The rich have left the poor far behind in the United States.
That's according to data posted on the Web site of the National Union of Public and General Employees.
It shows that the top one percent of income earners obtained two-thirds of the income gains between 2002 and 2007.
The gap between the top one percent of income earners and the bottom 90 percent is greater than at any time since 1928, according to the NUPGE.
The data came from an analysis of Internal Revenue Service Records by economists Thomas Piketty and Emmanuel Saez.
Here's some of the other information that appears on the union site:
- 2007 marked the fifth straight year in which income gains at the top outpaced those of the rest of the population.
- The proportionate share of the nation’s total income going to the top 1% of households also rose sharply, from 16.9% in 2002 to 23.5% in 2007. This was a larger share than at any time since 1928. (In 2000, at the peak of the 1990s boom, the top 1% took home 21.5% of total national income.)
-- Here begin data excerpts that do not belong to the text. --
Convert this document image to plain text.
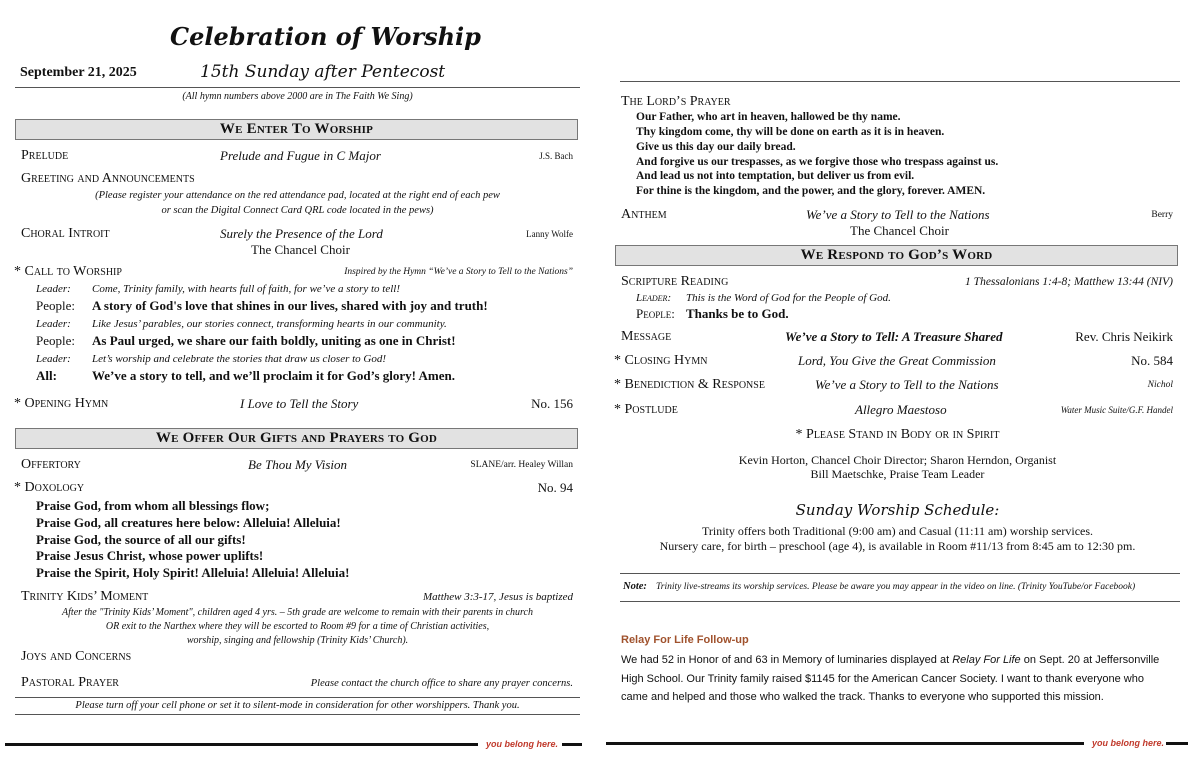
Celebration of Worship
September 21, 2025	15th Sunday after Pentecost
(All hymn numbers above 2000 are in The Faith We Sing)
We Enter To Worship
Prelude	Prelude and Fugue in C Major	J.S. Bach
Greeting and Announcements
(Please register your attendance on the red attendance pad, located at the right end of each pew
or scan the Digital Connect Card QRL code located in the pews)
Choral Introit	Surely the Presence of the Lord	Lanny Wolfe
The Chancel Choir
* Call to Worship	Inspired by the Hymn “We’ve a Story to Tell to the Nations”
Leader: Come, Trinity family, with hearts full of faith, for we’ve a story to tell!
People: A story of God's love that shines in our lives, shared with joy and truth!
Leader: Like Jesus’ parables, our stories connect, transforming hearts in our community.
People: As Paul urged, we share our faith boldly, uniting as one in Christ!
Leader: Let’s worship and celebrate the stories that draw us closer to God!
All:	We’ve a story to tell, and we’ll proclaim it for God’s glory! Amen.
* Opening Hymn	I Love to Tell the Story	No. 156
We Offer Our Gifts and Prayers to God
Offertory	Be Thou My Vision	SLANE/arr. Healey Willan
* Doxology	No. 94
Praise God, from whom all blessings flow;
Praise God, all creatures here below: Alleluia! Alleluia!
Praise God, the source of all our gifts!
Praise Jesus Christ, whose power uplifts!
Praise the Spirit, Holy Spirit! Alleluia! Alleluia! Alleluia!
Trinity Kids’ Moment	Matthew 3:3-17, Jesus is baptized
After the "Trinity Kids’ Moment", children aged 4 yrs. – 5th grade are welcome to remain with their parents in church
OR exit to the Narthex where they will be escorted to Room #9 for a time of Christian activities,
worship, singing and fellowship (Trinity Kids’ Church).
Joys and Concerns
Pastoral Prayer	Please contact the church office to share any prayer concerns.
Please turn off your cell phone or set it to silent-mode in consideration for other worshippers. Thank you.
you belong here.
The Lord’s Prayer
Our Father, who art in heaven, hallowed be thy name.
Thy kingdom come, thy will be done on earth as it is in heaven.
Give us this day our daily bread.
And forgive us our trespasses, as we forgive those who trespass against us.
And lead us not into temptation, but deliver us from evil.
For thine is the kingdom, and the power, and the glory, forever. AMEN.
Anthem	We’ve a Story to Tell to the Nations	Berry
The Chancel Choir
We Respond to God’s Word
Scripture Reading	1 Thessalonians 1:4-8; Matthew 13:44 (NIV)
Leader: This is the Word of God for the People of God.
People: Thanks be to God.
Message	We’ve a Story to Tell: A Treasure Shared	Rev. Chris Neikirk
* Closing Hymn	Lord, You Give the Great Commission	No. 584
* Benediction & Response	We’ve a Story to Tell to the Nations	Nichol
* Postlude	Allegro Maestoso	Water Music Suite/G.F. Handel
* Please Stand in Body or in Spirit
Kevin Horton, Chancel Choir Director; Sharon Herndon, Organist
Bill Maetschke, Praise Team Leader
Sunday Worship Schedule:
Trinity offers both Traditional (9:00 am) and Casual (11:11 am) worship services.
Nursery care, for birth – preschool (age 4), is available in Room #11/13 from 8:45 am to 12:30 pm.
Note: Trinity live-streams its worship services. Please be aware you may appear in the video on line. (Trinity YouTube/or Facebook)
Relay For Life Follow-up
We had 52 in Honor of and 63 in Memory of luminaries displayed at Relay For Life on Sept. 20 at Jeffersonville
High School. Our Trinity family raised $1145 for the American Cancer Society. I want to thank everyone who
came and helped and those who walked the track. Thanks to everyone who supported this mission.
you belong here.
- Income gains have been even more shocking among those at the extreme top of the income scale.
- The incomes of the top 1/10th of 1% of U.S. households grew by 94% or by $3.5 million between 2002 and 2007.
- The overall share of the total national income flowing to the top 1/10th of 1% rose from 7.3% in 2002 to 12.3% in 2007.
- These are the most lopsided figures in Piketty-Saez data going back to 1913, surpassing even the previous peak in 1928.